Liberation!

Today was Liberation Day in Vietnam, a celebration of the victory of Communist forces over the south Vietnamese and the end of Vietnam War. It’s a public holiday, and the city is covered in lights and red flags — not to mention the gaggles of teenage couples hanging out under bridges and speeding around the city on their motorbikes. I had almost forgotten that Vietnam is still a socialist republic.

It’s easy to forget because the city is rapidly undergoing an economic transformation. The harbour in front of our window is being redeveloped with a Dubai-esque man-made island, with plans for glitzy high-rises to cover the beachfront. The centre of the city has several construction zones with billboards in front advertising the imminent appearance of modern skyscrapers that call to mind the daring architecutre of new Beijing. While these changes and ambitions are nothing short of impressive, they are just outer symbols of other, more enduring social changes. These are being planned by the group of  Malaysians, Indonesians and Vietnamese in their 20s living in our building.

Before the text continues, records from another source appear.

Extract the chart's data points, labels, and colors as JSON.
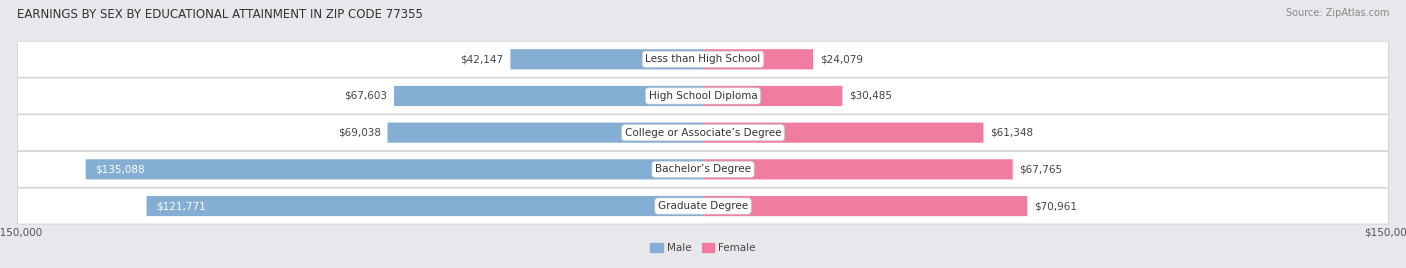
{
  "title": "EARNINGS BY SEX BY EDUCATIONAL ATTAINMENT IN ZIP CODE 77355",
  "source": "Source: ZipAtlas.com",
  "categories": [
    "Less than High School",
    "High School Diploma",
    "College or Associate’s Degree",
    "Bachelor’s Degree",
    "Graduate Degree"
  ],
  "male_values": [
    42147,
    67603,
    69038,
    135088,
    121771
  ],
  "female_values": [
    24079,
    30485,
    61348,
    67765,
    70961
  ],
  "male_color": "#85aed4",
  "female_color": "#f07ca0",
  "row_bg_color": "#ffffff",
  "row_border_color": "#d0d0d8",
  "background_color": "#e8e8ec",
  "max_value": 150000,
  "title_fontsize": 8.5,
  "source_fontsize": 7.0,
  "label_fontsize": 7.5,
  "value_fontsize": 7.5,
  "tick_fontsize": 7.5,
  "legend_fontsize": 7.5,
  "bar_height": 0.55,
  "label_threshold": 100000
}
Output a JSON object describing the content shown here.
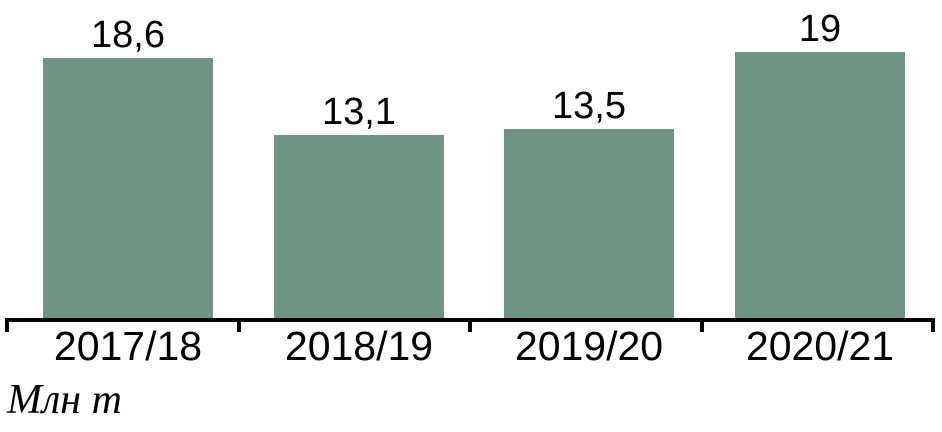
{
  "chart_data": {
    "type": "bar",
    "title": "",
    "categories": [
      "2017/18",
      "2018/19",
      "2019/20",
      "2020/21"
    ],
    "values": [
      18.6,
      13.1,
      13.5,
      19
    ],
    "value_labels": [
      "18,6",
      "13,1",
      "13,5",
      "19"
    ],
    "unit_label": "Млн т",
    "xlabel": "",
    "ylabel": "Млн т",
    "ylim": [
      0,
      19
    ],
    "grid": false,
    "legend": false,
    "colors": {
      "bar": "#6F9484",
      "axis": "#000000",
      "text": "#000000",
      "background": "#FFFFFF"
    }
  }
}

Our friends are here on 3-month contracts working on the software design for another mobile phone network in Vietnam. There are already more than half a dozen networks, and apparently there is still a market for more. Getting connected with a phone here is quick and cheap. We bought a sim card the night we arrived here, almost as an afterthought as we passed a tiny store where a family was watching TV together — their home opening up onto the street. The sim card cost 3 dollars and came with 60 minutes of free credit. When I was in Canada last month I tried to by a sim for my UK phone and the cheapest available was $35, and I had to go to three stores in Ottawa’s main shopping mall before I could even have the opportunity to buy one. And it didn’t even come with any credit. Needless to say, I didn’t fork out for mobile access and just stuck to my old-school hotel room phone.

Our friends downstairs are working using a fast wireless internet connection, which is freely available to the tenants of this building. In Oxford, accessing the area wireless network in our neighbourhood cost £20 a month (each) — and that was relatively cheap. Here, there is wireless everywhere. There was a free network instantly available at the tiny Da Nang airport, and everywhere you go there is an open network.

Oh, did I mention that our friends are from three different Southeast Asian countries? They are a team of 6 or 7, and they never work with the same people twice. Most of them are working on a 3 month contract away from home, and they got their jobs through an web database of technicians. Some will stay on after 3 months and others will move onto the next job, closer to their families.

Although Liberation Day is a commemoration of a communist past and present, it seems to me that Vietnam’s future lies in these remarkable trends of mobility and connectivity.